LONDON.- Unit London presents the latest collection of new work by South African painter Ryan Hewett. Following two sell-out solo shows at the innovative Soho gallery, Hewett’s vivid and visceral new direction looks set to further his reputation as one of South Africa’s most exciting and dynamic young artists.

Untitled (2015) saw Hewett create semi-abstract representations of famous and infamous figures, ranging from Abraham Lincoln and Nelson Mandela to Osama Bin Laden and Adolf Hitler. Thick layers of paint would be applied before being scraped and smeared to reveal vestigial images of the iconic figures beneath. One of the key works in Hewett’s 2016 Satellite exhibition (Samuel, below left), saw flat, monotone colour punctuated by bold strokes of paint, suggesting a bold new direction. With an instinctive interest in mark-making, Hewett’s continued fixation with the ‘curved flick’ has provided the impetus for this new body of work.

Throughout 2016 Hewett has continued to experiment - revising his entire approach and his working environment in the process. The 23 new works signal a radical shift from the artist’s deliberately chaotic process of construction and destruction towards a more considered and confident approach. While paint is still applied impasto - brushes and masks are employed alongside the palette knife to create hard lines and graded blocks of colour. Hewett’s new collection includes self-portraits, portraits of Lucian Freud, Egon Schiele, Marcel Duchamp, Samuel Beckett and Audrey Hepburn and, for the first time ever, landscapes. While representing a significant step change for the artist, Hewett’s new works retain the unsettling beauty for which he has become renowned.

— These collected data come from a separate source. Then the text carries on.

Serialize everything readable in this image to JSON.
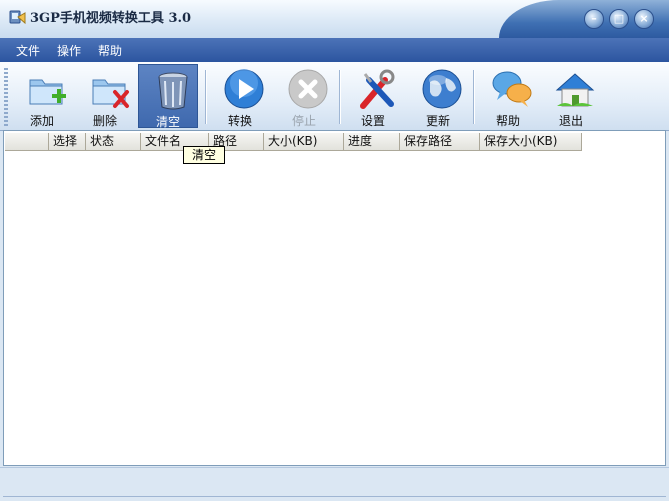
{
  "window": {
    "title": "3GP手机视频转换工具 3.0",
    "controls": {
      "minimize": "–",
      "maximize": "□",
      "close": "×"
    }
  },
  "menu": [
    "文件",
    "操作",
    "帮助"
  ],
  "toolbar": [
    {
      "label": "添加",
      "icon": "add-folder-icon",
      "state": "normal"
    },
    {
      "label": "删除",
      "icon": "delete-folder-icon",
      "state": "normal"
    },
    {
      "label": "清空",
      "icon": "trash-can-icon",
      "state": "active"
    },
    {
      "label": "转换",
      "icon": "play-icon",
      "state": "normal"
    },
    {
      "label": "停止",
      "icon": "stop-icon",
      "state": "disabled"
    },
    {
      "label": "设置",
      "icon": "tools-icon",
      "state": "normal"
    },
    {
      "label": "更新",
      "icon": "globe-icon",
      "state": "normal"
    },
    {
      "label": "帮助",
      "icon": "chat-bubbles-icon",
      "state": "normal"
    },
    {
      "label": "退出",
      "icon": "house-icon",
      "state": "normal"
    }
  ],
  "columns": [
    "",
    "选择",
    "状态",
    "文件名",
    "路径",
    "大小(KB)",
    "进度",
    "保存路径",
    "保存大小(KB)"
  ],
  "tooltip": "清空",
  "colors": {
    "menubar": "#2c55a0",
    "accent": "#3f69ae",
    "background": "#dbe7f3"
  }
}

Born in South Africa in 1979, Ryan Hewett began his career drawing with pencil, before graduating to oils and developing a highly expressive style notable for sculptural and textured surfaces and unique flesh tones thick with florid reds and lead white. He works impulsively, without a preliminary sketch or charcoal, beginning by applying paint directly to the surface and working quickly for fear of the oil drying. Hewett’s interest in both figuration and abstraction recalls the painters of The London School, including Frank Auerbach and Lucian Freud, who remain influences both in terms of technique and subject matter. Hewett’s work can be found in private collections internationally, including collections in South Africa, Dubai, Los Angeles, Zurich, Miami, London, New York and Riyadh.